Drinking, Business and Banquets in China

Ritualized drinking is big part of conducting business and getting things accomplished in China. Banquets are a standard welcoming gesture and prerequisite to getting down to business. Restaurants often have special banquet rooms with private bathrooms and tables with place setting with three glasses: one of beer, one for wine and one for baijiu.

Hosts lose face if their guests are perceived as not having a good time and the key to making sure they do so is making sure they get enough to drink. An executive at a baijui maker told the New York Times, “It’s like a form of communication between people. It would be disrespectful to not drink with a guest.”

Tania Branigan wrote in The Guardian, “Alcohol certainly greases the wheels of business in the west, too, but people can usually stop after one or two glasses. In China, the opposite is often true: it is much easier to refuse an initial drink than to stop once you have started. Foreigners are not immune to the pressure — one friend recalls being poured half pints of baijiu by an overly hospitable local official, who paused briefly to vomit before topping up his glass again.”

Drinking to develop and cement relationships has a long history in China. "When one drinks with a friend, a thousand cups are not enough," runs one traditional saying. That does not mean bingeing has been the norm: in the 1980s, a study of Chinese classical poetry concluded that heavy drinking had been in and out of favour over the years. Experts have suggested that Chinese habits — consuming alcohol with food, playing drinking games and toasting in a highly ritualised fashion’served to regularise alcohol intake and limit drunkenness.

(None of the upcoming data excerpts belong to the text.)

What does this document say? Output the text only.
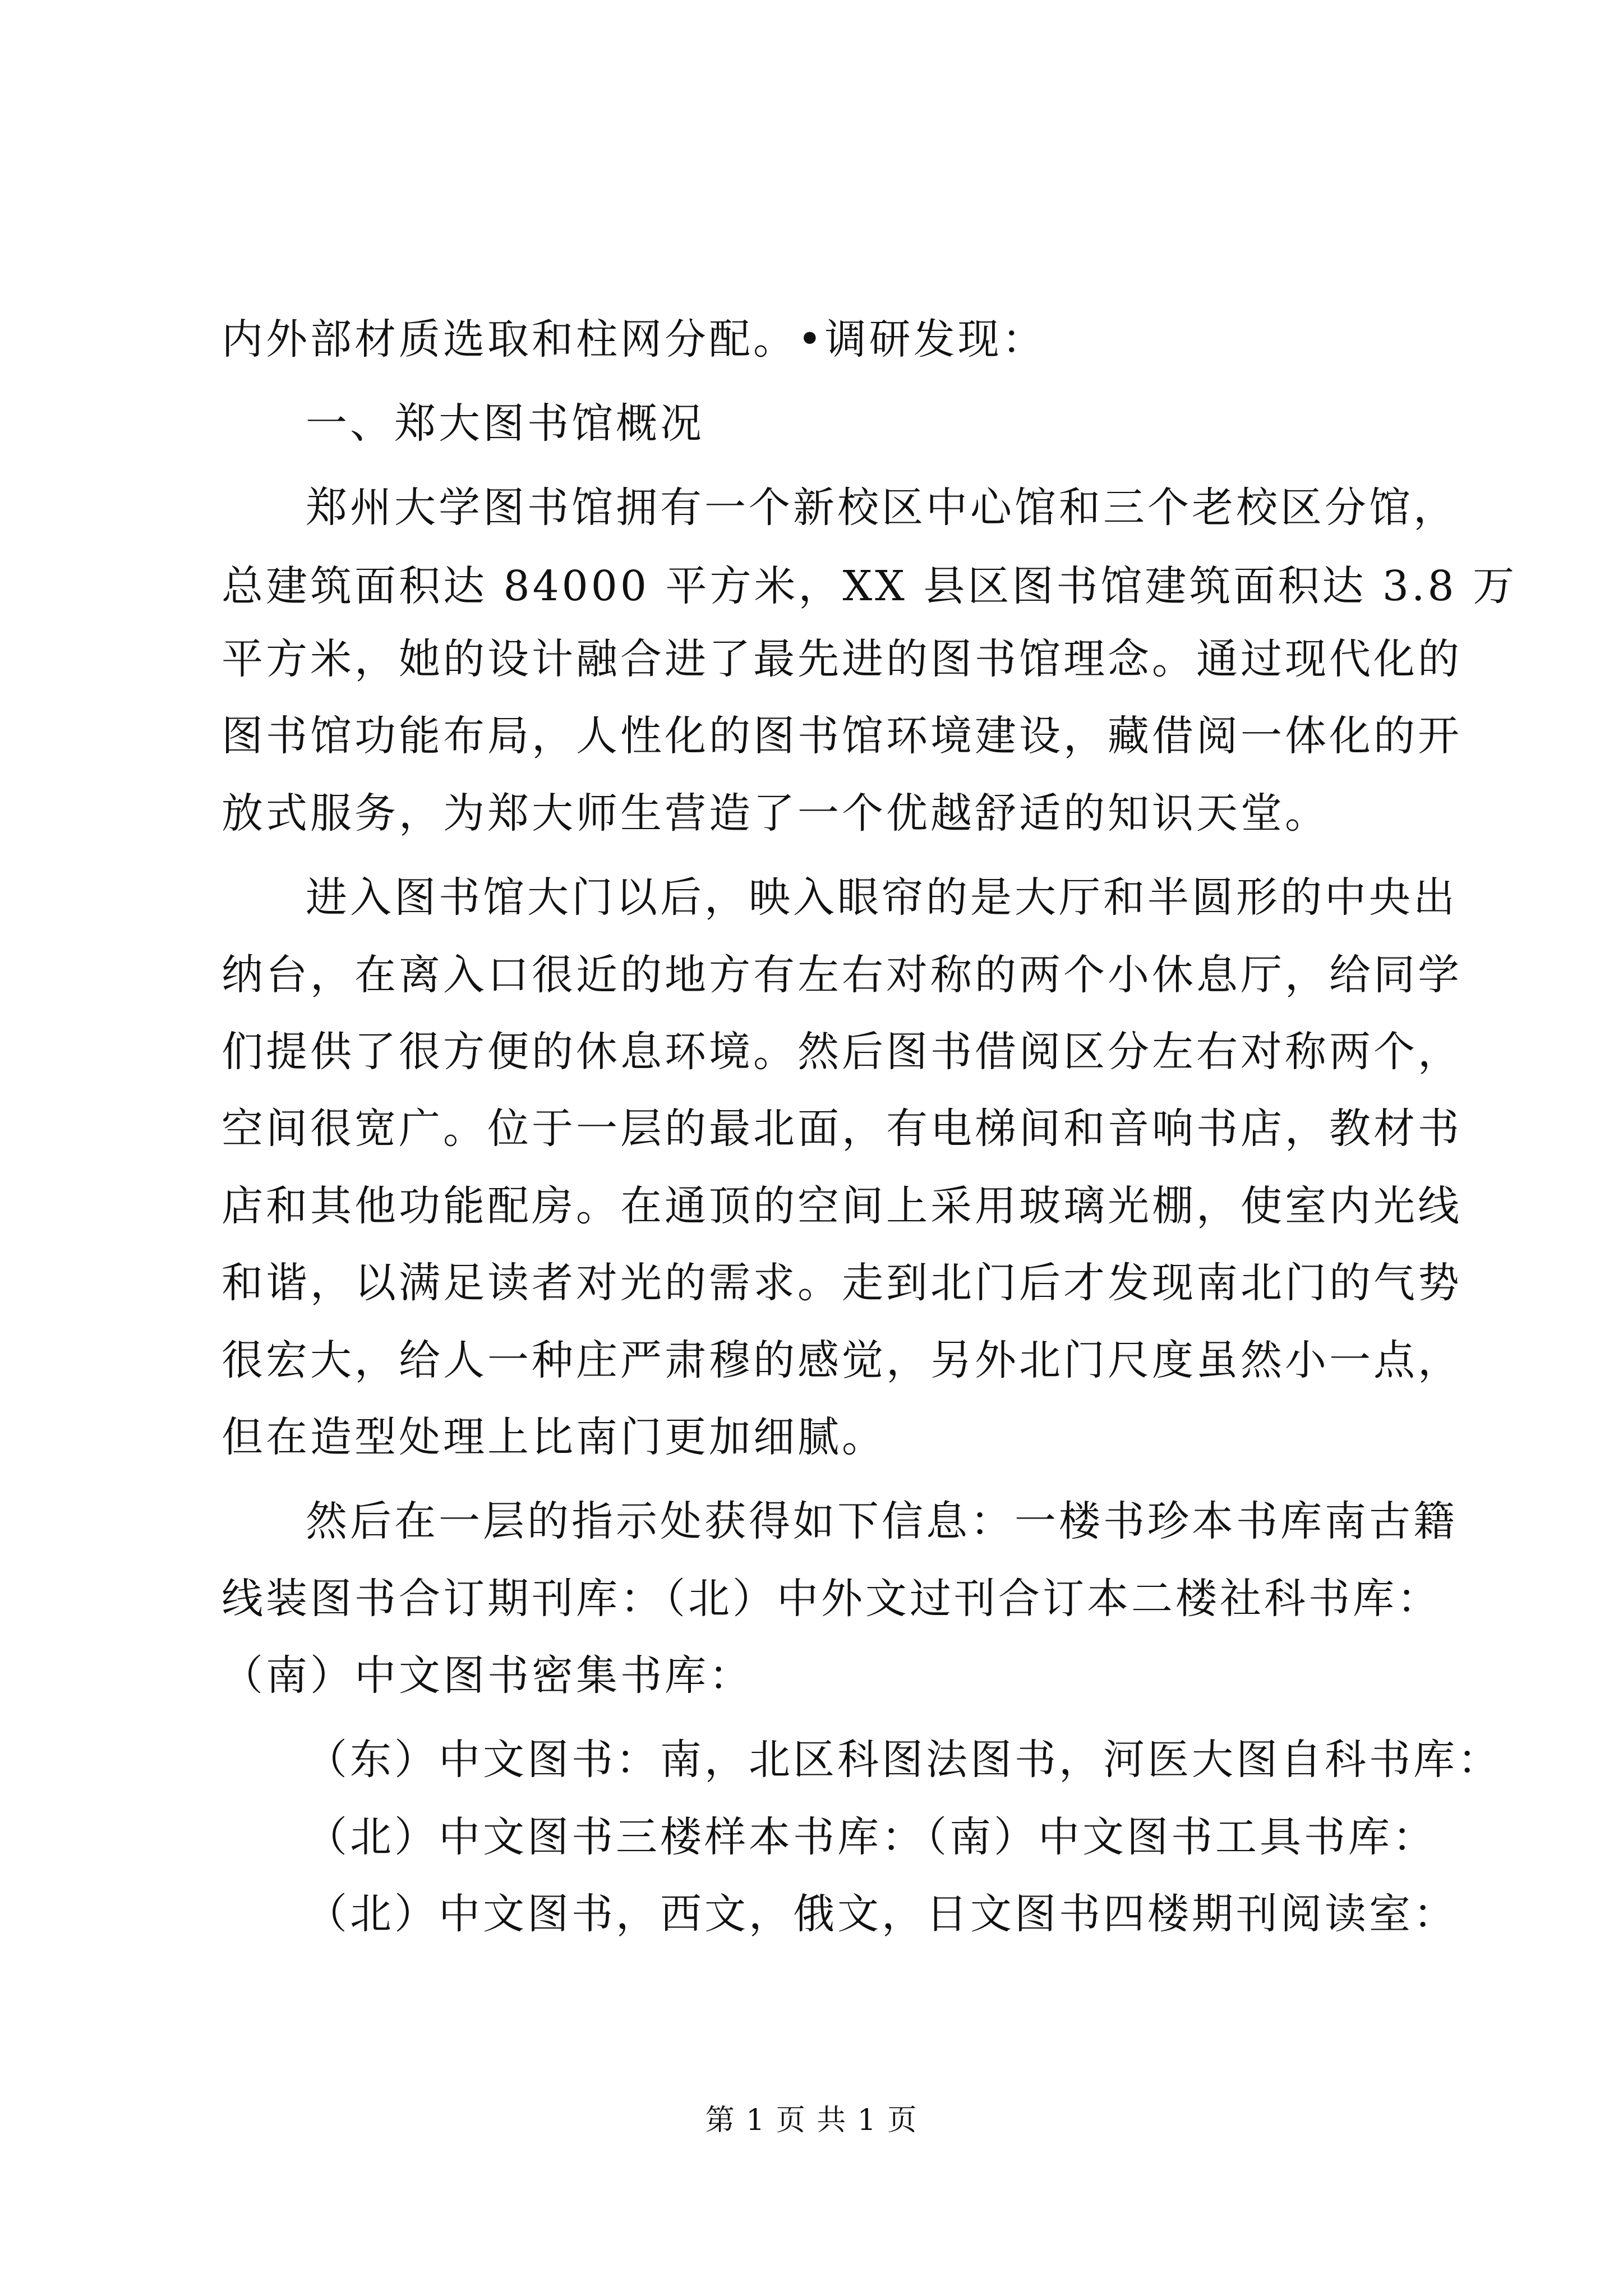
内外部材质选取和柱网分配。•调研发现：
一、郑大图书馆概况
郑州大学图书馆拥有一个新校区中心馆和三个老校区分馆，
总建筑面积达 84000 平方米，XX 县区图书馆建筑面积达 3.8 万
平方米，她的设计融合进了最先进的图书馆理念。通过现代化的
图书馆功能布局，人性化的图书馆环境建设，藏借阅一体化的开
放式服务，为郑大师生营造了一个优越舒适的知识天堂。
进入图书馆大门以后，映入眼帘的是大厅和半圆形的中央出
纳台，在离入口很近的地方有左右对称的两个小休息厅，给同学
们提供了很方便的休息环境。然后图书借阅区分左右对称两个，
空间很宽广。位于一层的最北面，有电梯间和音响书店，教材书
店和其他功能配房。在通顶的空间上采用玻璃光棚，使室内光线
和谐，以满足读者对光的需求。走到北门后才发现南北门的气势
很宏大，给人一种庄严肃穆的感觉，另外北门尺度虽然小一点，
但在造型处理上比南门更加细腻。
然后在一层的指示处获得如下信息：一楼书珍本书库南古籍
线装图书合订期刊库：（北）中外文过刊合订本二楼社科书库：
（南）中文图书密集书库：
（东）中文图书：南，北区科图法图书，河医大图自科书库：
（北）中文图书三楼样本书库：（南）中文图书工具书库：
（北）中文图书，西文，俄文，日文图书四楼期刊阅读室：
第 1 页 共 1 页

Officials drinking and feasting during lunchtime banquets is a big problem in China. Ordinary Chinese are outraged because cadres are often so drunk after lunch they can not do their jobs and the money to pay for the banquets often comes from public funds.

One taxi driver in Xinyang, a city of 7 million in Henan Province where the problem is said to be particularly bad, told the New York Times, ‘sometimes you’ll go to the civil affairs bureau after lunch and they are sleeping or playing cards. Sometimes you can’t even find anyone.” A Communist party chief, who is appalled by the custom, said, ‘service is not always a priority for government workers after a few hours of slugging down shots.”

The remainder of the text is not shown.